Qu'est-ce qu'une cuiller verticale
La cuiller verticale est un corps métallique étroit, suspendu par le nez, avec un hameçon à la queue. Elle n'a ni creux, ni bavette, ni pièce mobile : tout ce qu'elle sait faire est fixé par sa forme et son poids.
De quoi elle est faite
La méthode classique : deux plaques fines soudées entre elles, avec de la soudure à l'intérieur qui donne le poids. Le laiton, le cuivre et le maillechort donnent chacun une nuance de brillant différente ; la surface est laissée miroir, matée ou peinte. Les modèles coulés d'une pièce sont plus lourds à taille égale.

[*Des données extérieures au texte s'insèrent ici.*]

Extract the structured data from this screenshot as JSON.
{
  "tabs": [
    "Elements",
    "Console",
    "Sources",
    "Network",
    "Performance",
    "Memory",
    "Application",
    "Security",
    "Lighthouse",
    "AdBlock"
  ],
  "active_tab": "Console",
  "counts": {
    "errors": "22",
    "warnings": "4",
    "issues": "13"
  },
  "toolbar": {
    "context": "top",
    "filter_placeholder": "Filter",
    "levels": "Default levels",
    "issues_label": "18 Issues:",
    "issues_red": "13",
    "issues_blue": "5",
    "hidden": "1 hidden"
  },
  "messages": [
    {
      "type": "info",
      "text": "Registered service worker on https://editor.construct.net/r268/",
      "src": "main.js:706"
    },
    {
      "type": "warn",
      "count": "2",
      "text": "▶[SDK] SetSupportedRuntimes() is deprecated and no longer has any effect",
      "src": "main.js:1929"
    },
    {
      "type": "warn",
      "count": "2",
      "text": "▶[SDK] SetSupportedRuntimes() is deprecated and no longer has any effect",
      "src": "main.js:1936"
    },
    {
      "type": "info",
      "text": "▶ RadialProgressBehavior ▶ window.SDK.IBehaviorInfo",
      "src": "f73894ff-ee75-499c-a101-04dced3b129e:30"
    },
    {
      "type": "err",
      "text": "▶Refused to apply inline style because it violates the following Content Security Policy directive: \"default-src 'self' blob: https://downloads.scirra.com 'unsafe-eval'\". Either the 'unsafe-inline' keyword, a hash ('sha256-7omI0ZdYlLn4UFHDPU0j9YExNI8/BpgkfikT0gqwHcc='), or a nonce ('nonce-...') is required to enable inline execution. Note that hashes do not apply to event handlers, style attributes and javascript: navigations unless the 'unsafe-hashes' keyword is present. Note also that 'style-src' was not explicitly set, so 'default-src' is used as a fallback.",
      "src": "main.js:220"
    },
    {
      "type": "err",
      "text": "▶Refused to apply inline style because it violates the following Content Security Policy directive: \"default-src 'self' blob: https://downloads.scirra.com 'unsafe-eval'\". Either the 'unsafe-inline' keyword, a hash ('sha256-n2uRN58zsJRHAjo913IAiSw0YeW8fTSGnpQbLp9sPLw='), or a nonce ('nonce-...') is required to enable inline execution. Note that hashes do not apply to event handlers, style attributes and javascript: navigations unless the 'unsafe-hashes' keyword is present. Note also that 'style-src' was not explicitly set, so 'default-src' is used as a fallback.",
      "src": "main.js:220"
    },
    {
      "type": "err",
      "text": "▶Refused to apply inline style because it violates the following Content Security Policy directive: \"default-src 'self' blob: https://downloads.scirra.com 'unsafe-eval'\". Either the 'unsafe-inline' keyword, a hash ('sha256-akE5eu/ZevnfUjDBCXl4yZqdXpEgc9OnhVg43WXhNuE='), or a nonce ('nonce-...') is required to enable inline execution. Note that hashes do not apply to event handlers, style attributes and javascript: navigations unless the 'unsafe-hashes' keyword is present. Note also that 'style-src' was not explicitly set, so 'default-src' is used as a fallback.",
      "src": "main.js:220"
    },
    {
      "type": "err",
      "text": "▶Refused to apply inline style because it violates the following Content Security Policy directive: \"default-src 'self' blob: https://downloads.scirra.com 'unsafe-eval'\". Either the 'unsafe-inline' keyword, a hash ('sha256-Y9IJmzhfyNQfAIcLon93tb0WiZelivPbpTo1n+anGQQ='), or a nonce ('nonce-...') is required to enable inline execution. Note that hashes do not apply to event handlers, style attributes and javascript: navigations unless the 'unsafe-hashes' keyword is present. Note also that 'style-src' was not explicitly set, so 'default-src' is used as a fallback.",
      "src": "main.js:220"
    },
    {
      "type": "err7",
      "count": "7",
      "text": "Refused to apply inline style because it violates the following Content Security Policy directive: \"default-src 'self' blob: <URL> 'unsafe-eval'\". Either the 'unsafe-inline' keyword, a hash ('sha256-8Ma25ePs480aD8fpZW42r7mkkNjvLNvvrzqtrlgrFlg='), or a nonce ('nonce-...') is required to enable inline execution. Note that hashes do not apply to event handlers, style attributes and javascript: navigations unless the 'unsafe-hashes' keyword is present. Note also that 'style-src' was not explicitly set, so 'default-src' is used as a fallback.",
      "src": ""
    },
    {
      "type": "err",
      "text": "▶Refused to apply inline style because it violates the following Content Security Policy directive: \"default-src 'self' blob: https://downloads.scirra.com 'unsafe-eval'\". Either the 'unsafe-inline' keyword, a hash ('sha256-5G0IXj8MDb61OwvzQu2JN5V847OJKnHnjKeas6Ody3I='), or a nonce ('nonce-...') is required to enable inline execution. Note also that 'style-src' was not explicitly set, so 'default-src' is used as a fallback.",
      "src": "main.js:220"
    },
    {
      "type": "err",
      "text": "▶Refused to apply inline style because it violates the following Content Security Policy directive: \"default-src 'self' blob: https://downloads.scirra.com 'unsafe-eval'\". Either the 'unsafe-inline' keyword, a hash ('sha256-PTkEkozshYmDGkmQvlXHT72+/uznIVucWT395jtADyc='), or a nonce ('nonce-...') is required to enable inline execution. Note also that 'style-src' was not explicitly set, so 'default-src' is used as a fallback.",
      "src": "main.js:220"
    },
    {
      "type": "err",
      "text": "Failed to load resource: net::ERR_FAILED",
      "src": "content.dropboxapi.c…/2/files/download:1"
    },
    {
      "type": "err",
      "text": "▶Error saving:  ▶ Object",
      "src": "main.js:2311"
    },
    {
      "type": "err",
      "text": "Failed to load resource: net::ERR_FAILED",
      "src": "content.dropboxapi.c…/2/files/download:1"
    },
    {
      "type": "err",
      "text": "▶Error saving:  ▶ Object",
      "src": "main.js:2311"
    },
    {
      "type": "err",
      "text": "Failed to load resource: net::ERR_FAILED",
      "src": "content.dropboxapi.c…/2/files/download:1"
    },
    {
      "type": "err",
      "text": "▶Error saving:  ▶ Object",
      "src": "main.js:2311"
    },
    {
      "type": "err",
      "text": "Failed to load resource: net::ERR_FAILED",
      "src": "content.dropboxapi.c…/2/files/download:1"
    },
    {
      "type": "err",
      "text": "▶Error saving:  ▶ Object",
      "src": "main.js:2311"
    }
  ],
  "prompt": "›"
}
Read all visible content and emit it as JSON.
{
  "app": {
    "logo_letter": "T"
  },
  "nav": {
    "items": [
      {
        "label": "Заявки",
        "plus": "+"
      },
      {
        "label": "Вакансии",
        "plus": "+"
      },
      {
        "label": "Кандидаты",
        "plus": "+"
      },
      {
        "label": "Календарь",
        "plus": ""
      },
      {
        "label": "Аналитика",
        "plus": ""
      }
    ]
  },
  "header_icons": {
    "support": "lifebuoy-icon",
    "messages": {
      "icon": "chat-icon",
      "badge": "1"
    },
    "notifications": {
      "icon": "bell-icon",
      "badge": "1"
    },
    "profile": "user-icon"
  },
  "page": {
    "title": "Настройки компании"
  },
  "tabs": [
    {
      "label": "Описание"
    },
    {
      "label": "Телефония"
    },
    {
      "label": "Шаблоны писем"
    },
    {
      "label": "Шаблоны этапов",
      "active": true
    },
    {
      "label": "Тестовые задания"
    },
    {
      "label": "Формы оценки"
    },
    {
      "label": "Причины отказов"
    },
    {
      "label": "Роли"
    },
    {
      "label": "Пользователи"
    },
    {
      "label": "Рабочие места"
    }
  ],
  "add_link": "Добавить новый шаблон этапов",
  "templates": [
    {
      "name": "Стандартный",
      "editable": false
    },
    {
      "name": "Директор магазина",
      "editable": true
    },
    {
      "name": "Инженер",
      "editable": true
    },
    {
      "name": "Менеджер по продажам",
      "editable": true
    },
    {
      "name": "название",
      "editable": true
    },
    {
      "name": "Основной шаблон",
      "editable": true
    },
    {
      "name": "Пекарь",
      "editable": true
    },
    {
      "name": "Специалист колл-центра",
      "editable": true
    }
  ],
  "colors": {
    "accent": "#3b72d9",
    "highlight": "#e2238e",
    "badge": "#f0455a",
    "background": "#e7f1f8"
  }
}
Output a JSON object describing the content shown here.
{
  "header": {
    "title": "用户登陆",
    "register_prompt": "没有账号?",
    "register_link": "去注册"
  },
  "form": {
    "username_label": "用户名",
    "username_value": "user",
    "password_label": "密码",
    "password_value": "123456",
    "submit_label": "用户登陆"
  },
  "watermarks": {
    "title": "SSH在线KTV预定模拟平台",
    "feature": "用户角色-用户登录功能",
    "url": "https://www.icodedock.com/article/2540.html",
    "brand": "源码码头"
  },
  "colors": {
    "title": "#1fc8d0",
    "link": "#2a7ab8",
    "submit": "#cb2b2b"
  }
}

Pourquoi le centre de gravité compte plus que la forme
On peut souder les deux plaques de façon que la masse se concentre dans la queue ou se répartisse dans tout le corps. C'est de cela que dépend la façon dont le leurre tombe : une queue lourde le tire vers le bas presque tout droit, une masse répartie fait planer le leurre largement. De l'extérieur, deux cuillers ainsi construites sont difficiles à distinguer.
Pourquoi on la suspend par le nez
La suspension par le nez laisse au corps la liberté de basculer pendant la chute. Si on la suspendait par le dos, elle se tiendrait à l'horizontale et deviendrait un leurre balancier — mais sans l'ailette qui le fait pivoter au retour.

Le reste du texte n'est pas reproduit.